A recent study from the ELTE Department of Ethology in Hungary has uncovered intriguing findings about how different mammals process vocal sounds. This research, published in NeuroImage, reveals how both humans, dogs, and pigs share common brain mechanisms when responding to voices. The study, which utilized EEG recordings to capture brain activity, compares responses to various vocalizations across these species.
According to Physics.org, the results suggest that these mechanisms are deeply rooted in evolutionary history, shedding light on the ancient neural pathways involved in voice recognition, although specific details about the findings are still being analyzed.
One Experiment, Three Species, One Surprising Result
In a groundbreaking study from the ELTE Department of Ethology in Hungary, scientists discovered that humans, dogs, and pigs—three species separated by roughly 90 million years of evolution—share strikingly similar brain mechanisms for recognizing vocal sounds.
The research, conducted at the Neuroethology of Communication Lab and published in NeuroImage, is the first direct comparison of companion animals and humans using identical EEG-based protocols.
Voices Trigger the Brain in Just 200 Milliseconds
Participants (human, canine, and porcine) were exposed to a series of sounds, including human sighs and coughs, dog barks, pig grunts, and various non-vocal environmental noises like dripping water or buzzing machines. EEG electrodes, placed gently on each participant’s head, recorded rapid brain responses.

The results?
The brain’s response followed a two-step pattern – explains Boglárka Morvai, postdoctoral researcher and first author of the study.
In humans and pigs, any vocalization—regardless of the species—triggered distinct brain activity within just 200 milliseconds of hearing it. That suggests these sounds stand out as particularly salient.
Then, slightly later—after 300 milliseconds—the brain began to recognize whether the voice came from one’s own species, a more complex classification process observed in all three species.
These Brain Mechanisms Run Deep in Evolution
The study reveals that despite the vast evolutionary distances, the brain mechanisms involved in voice recognition show remarkable similarities. This suggests that these neural pathways may have evolved long before humans, dogs, and pigs diverged from their common ancestors.
Although vocal sounds carry important information for many animals, it was previously unclear how these abilities are reflected in the brain across evolutionarily distant mammal species – says Morvai.
This study provides rare insight into the neural architecture of voice processing, pointing to shared brain mechanisms that likely existed long before humans started walking upright.
Remarkably, these patterns were very similar despite the large evolutionary distance between the three species – she adds,
Pointing to shared neural mechanisms that likely predate the divergence of their lineages some 90 million years ago.
Pigs and Dogs Don’t Favor Human Voices—Even if They Love Us
Interestingly, the brains of domesticated animals—even those raised closely with humans—did not show any preference for human voices.
Surprisingly, even though the tested dogs and pigs live closely alongside people, their brains didn’t show a special sensitivity for human voices – says Lilla Magyari, associate professor at the University of Stavanger and co-supervisor of the study.
This supports the idea that these abilities were not affected by recent domestication, but are part of an ancient mammalian heritage.
That insight turns a common assumption on its head. Domestication, it seems, hasn’t fundamentally changed the way these animals’ brains process voices—a job handled by evolutionary-old brain mechanisms we all still carry.

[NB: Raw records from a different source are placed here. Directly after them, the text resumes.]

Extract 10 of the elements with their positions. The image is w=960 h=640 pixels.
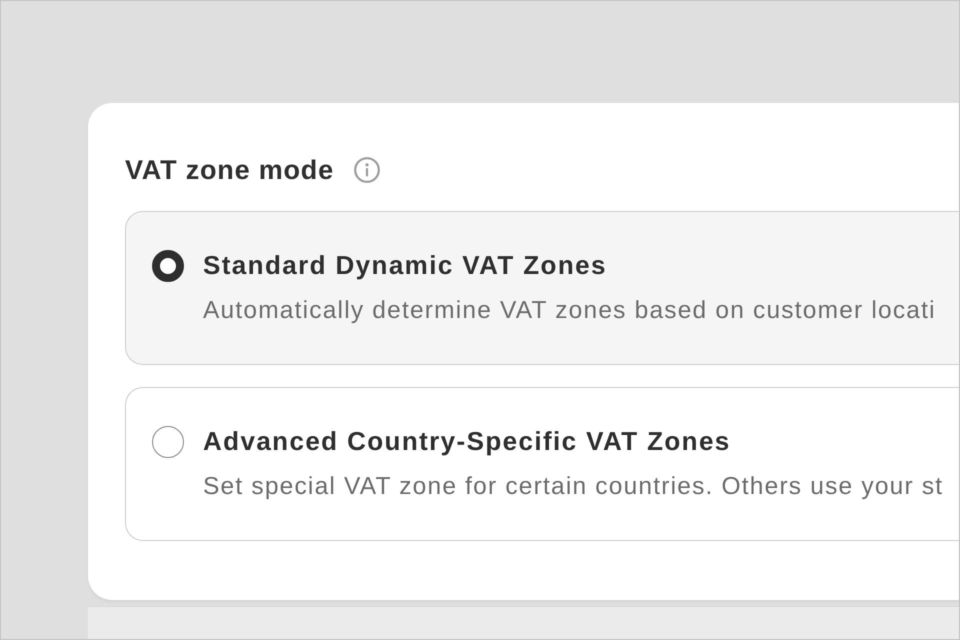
info-icon[interactable] [354,157,380,183]
option-title: Advanced Country-Specific VAT Zones [203,425,732,457]
option-description: Automatically determine VAT zones based on customer locati [203,296,936,326]
option-title: Standard Dynamic VAT Zones [203,249,608,281]
radio-button[interactable] [152,250,184,282]
option-card[interactable]: Standard Dynamic VAT Zones Automatically determine VAT zones based on customer locati [125,211,959,365]
section-heading: VAT zone mode [125,154,334,187]
radio-button[interactable] [152,426,184,458]
option-description: Set special VAT zone for certain countries. Others use your st [203,472,944,502]
option-card[interactable]: Advanced Country-Specific VAT Zones Set special VAT zone for certain countries. Others use your st [125,387,959,541]
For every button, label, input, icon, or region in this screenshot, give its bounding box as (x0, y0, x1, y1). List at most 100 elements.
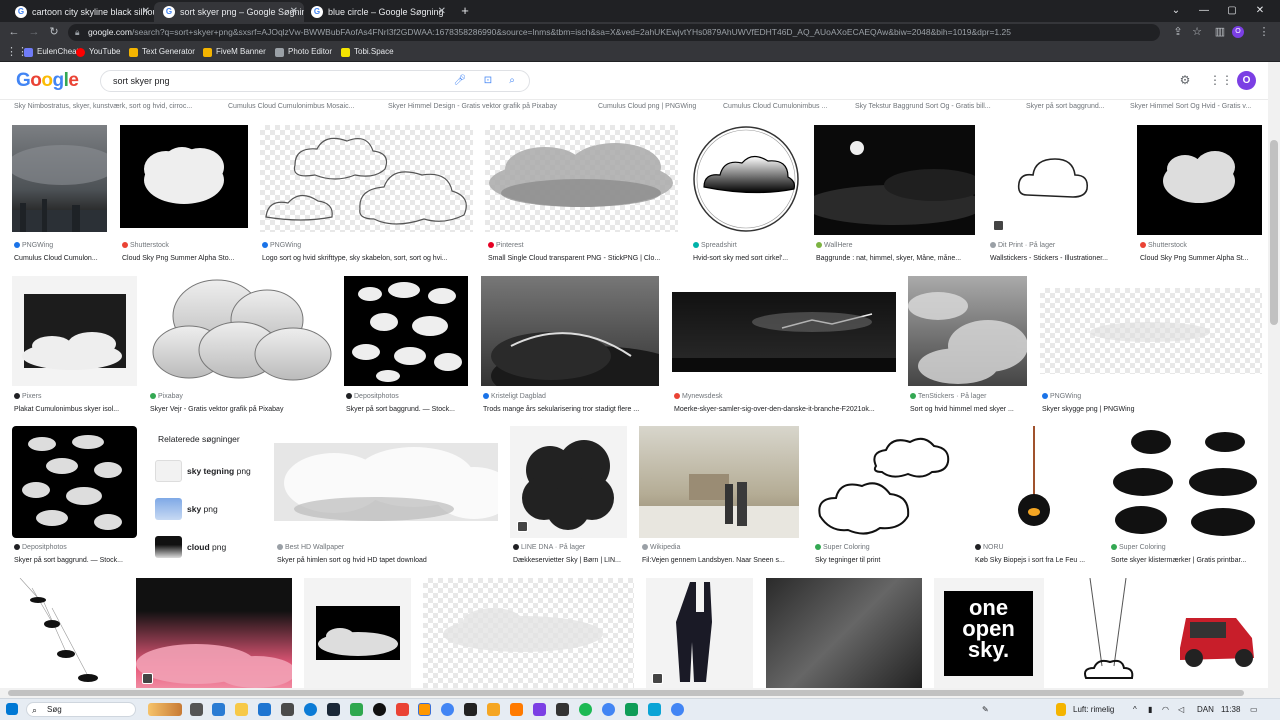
result-source[interactable]: Shutterstock (122, 241, 252, 250)
result-image-hanging-clouds[interactable] (12, 578, 124, 688)
result-source[interactable]: Super Coloring (1111, 543, 1261, 552)
widgets-icon[interactable] (212, 703, 225, 716)
github-icon[interactable] (373, 703, 386, 716)
tab-close-icon[interactable]: ✕ (142, 2, 150, 22)
pen-icon[interactable]: ✎ (982, 699, 989, 721)
result-source[interactable]: Depositphotos (346, 392, 468, 401)
related-item-sky-tegning[interactable]: sky tegning png (154, 458, 251, 484)
close-window-icon[interactable]: ✕ (1252, 3, 1268, 19)
chrome-icon[interactable] (441, 703, 454, 716)
result-source[interactable]: TenStickers · På lager (910, 392, 1030, 401)
result-image-dramatic-sky[interactable] (908, 276, 1027, 386)
lens-camera-icon[interactable]: ⊡ (481, 74, 495, 88)
account-avatar[interactable]: O (1237, 71, 1256, 90)
result-image-white-cloud-black[interactable] (120, 125, 248, 232)
result-source[interactable]: NORU (975, 543, 1095, 552)
task-view-icon[interactable] (190, 703, 203, 716)
result-source[interactable]: PNGWing (262, 241, 462, 250)
result-title[interactable]: Trods mange års sekularisering tror stad… (483, 405, 659, 414)
result-source[interactable]: Wikipedia (642, 543, 797, 552)
taskbar-search-box[interactable]: ⌕ Søg (26, 702, 136, 717)
result-title[interactable]: Skyer Vejr - Gratis vektor grafik på Pix… (150, 405, 332, 414)
result-title[interactable]: Moerke-skyer-samler-sig-over-den-danske-… (674, 405, 896, 414)
forward-arrow-icon[interactable]: → (26, 24, 42, 40)
result-image-pink-clouds[interactable] (136, 578, 292, 688)
google-logo[interactable]: Google (16, 70, 79, 92)
bookmark-eulencheats[interactable]: EulenCheats (24, 45, 83, 59)
result-source[interactable]: Dit Print · På lager (990, 241, 1125, 250)
result-source[interactable]: Kristeligt Dagblad (483, 392, 659, 401)
tab-cartoon-city[interactable]: G cartoon city skyline black silhou ✕ (6, 2, 156, 22)
share-icon[interactable]: ⇪ (1170, 24, 1186, 40)
result-image-black-cloud-stickers[interactable] (1109, 426, 1262, 538)
bookmark-star-icon[interactable]: ☆ (1189, 24, 1205, 40)
result-source[interactable]: LINE DNA · På lager (513, 543, 628, 552)
bookmark-fivem-banner[interactable]: FiveM Banner (203, 45, 266, 59)
result-title[interactable]: Plakat Cumulonimbus skyer isol... (14, 405, 136, 414)
result-source[interactable]: Pixers (14, 392, 134, 401)
result-image-cycling-bib[interactable] (646, 578, 753, 688)
tray-chevron-icon[interactable]: ^ (1133, 699, 1137, 721)
google-apps-grid-icon[interactable]: ⋮⋮⋮ (1209, 73, 1245, 87)
chrome-icon[interactable] (671, 703, 684, 716)
sidepanel-icon[interactable]: ▥ (1212, 24, 1228, 40)
result-image-clouds-on-black[interactable] (12, 426, 137, 538)
mail-icon[interactable] (258, 703, 271, 716)
result-title[interactable]: Skyer skygge png | PNGWing (1042, 405, 1242, 414)
result-source[interactable]: Depositphotos (14, 543, 134, 552)
result-source[interactable]: Super Coloring (815, 543, 960, 552)
result-source[interactable]: WallHere (816, 241, 976, 250)
result-caption[interactable]: Skyer på sort baggrund... (1026, 102, 1116, 111)
search-highlight-icon[interactable] (148, 703, 182, 716)
settings-gear-icon[interactable]: ⚙ (1178, 73, 1192, 87)
maximize-icon[interactable]: ▢ (1224, 3, 1240, 19)
result-caption[interactable]: Cumulus Cloud Cumulonimbus ... (723, 102, 838, 111)
file-explorer-icon[interactable] (235, 703, 248, 716)
result-source[interactable]: Pinterest (488, 241, 668, 250)
result-title[interactable]: Skyer på himlen sort og hvid HD tapet do… (277, 556, 499, 565)
app-icon[interactable] (648, 703, 661, 716)
result-title[interactable]: Hvid-sort sky med sort cirkel'... (693, 254, 803, 263)
result-title[interactable]: Fil:Vejen gennem Landsbyen. Naar Sneen s… (642, 556, 800, 565)
url-field[interactable]: 🔒︎ google.com/search?q=sort+skyer+png&sxs… (68, 24, 1160, 41)
result-source[interactable]: Spreadshirt (693, 241, 803, 250)
app-icon[interactable] (464, 703, 477, 716)
result-title[interactable]: Dækkeservietter Sky | Børn | LIN... (513, 556, 628, 565)
result-image-cloud-sticker[interactable] (987, 125, 1125, 235)
bookmark-youtube[interactable]: YouTube (76, 45, 120, 59)
result-image-biopejs[interactable] (972, 426, 1097, 538)
app-icon[interactable] (510, 703, 523, 716)
result-source[interactable]: PNGWing (14, 241, 114, 250)
windows-start-icon[interactable] (6, 703, 18, 715)
result-image-cloud-outline[interactable] (260, 125, 473, 232)
result-title[interactable]: Sorte skyer klistermærker | Gratis print… (1111, 556, 1263, 565)
tab-close-icon[interactable]: ✕ (290, 2, 298, 22)
profile-avatar-icon[interactable]: O (1232, 26, 1244, 38)
result-image-painting-village[interactable] (639, 426, 799, 538)
result-image-black-cloud-mat[interactable] (510, 426, 627, 538)
result-title[interactable]: Baggrunde : nat, himmel, skyer, Måne, må… (816, 254, 976, 263)
notification-icon[interactable]: ▭ (1250, 699, 1258, 721)
clock[interactable]: 11:38 (1221, 699, 1240, 721)
bookmark-tobi-space[interactable]: Tobi.Space (341, 45, 394, 59)
result-image-grey-cloud[interactable] (485, 125, 678, 232)
bookmark-photo-editor[interactable]: Photo Editor (275, 45, 332, 59)
bookmark-text-generator[interactable]: Text Generator (129, 45, 195, 59)
result-caption[interactable]: Cumulus Cloud png | PNGWing (598, 102, 708, 111)
tab-close-icon[interactable]: ✕ (438, 2, 446, 22)
result-title[interactable]: Skyer på sort baggrund. — Stock... (14, 556, 139, 565)
result-image-cloud-drawing[interactable] (812, 426, 960, 538)
result-image-grey-cloud-vector[interactable] (147, 276, 332, 386)
result-title[interactable]: Logo sort og hvid skrifttype, sky skabel… (262, 254, 472, 263)
result-title[interactable]: Cloud Sky Png Summer Alpha Sto... (122, 254, 250, 263)
result-image-one-open-sky[interactable]: one open sky. (934, 578, 1044, 688)
result-source[interactable]: PNGWing (1042, 392, 1242, 401)
horizontal-scroll-thumb[interactable] (8, 690, 1244, 696)
language-indicator[interactable]: DAN (1197, 699, 1214, 721)
result-source[interactable]: Shutterstock (1140, 241, 1262, 250)
minimize-icon[interactable]: — (1196, 3, 1212, 19)
related-item-sky[interactable]: sky png (154, 496, 218, 522)
result-image-cumulonimbus[interactable] (12, 276, 137, 386)
result-source[interactable]: Best HD Wallpaper (277, 543, 497, 552)
result-title[interactable]: Skyer på sort baggrund. — Stock... (346, 405, 468, 414)
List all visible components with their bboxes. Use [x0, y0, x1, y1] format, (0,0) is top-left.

Trusting Animals Opens New Scientific Doors
The beauty of this research lies not just in the results, but in the method. None of the animals were trained, sedated, or restrained. They simply sat calmly with their human companions during the session, their brains responding naturally to the sounds around them.
Our results show that by working with animals who trust us enough to take part in these experiments – says Attila Andics, principal investigator of the lab,
We can uncover fundamental biological mechanisms that have shaped communication for millions of years.
That trust allows scientists to peek inside the working minds of animals—without stress, without force—and glimpse the brain mechanisms that may be the building blocks of language, bonding, and survival itself.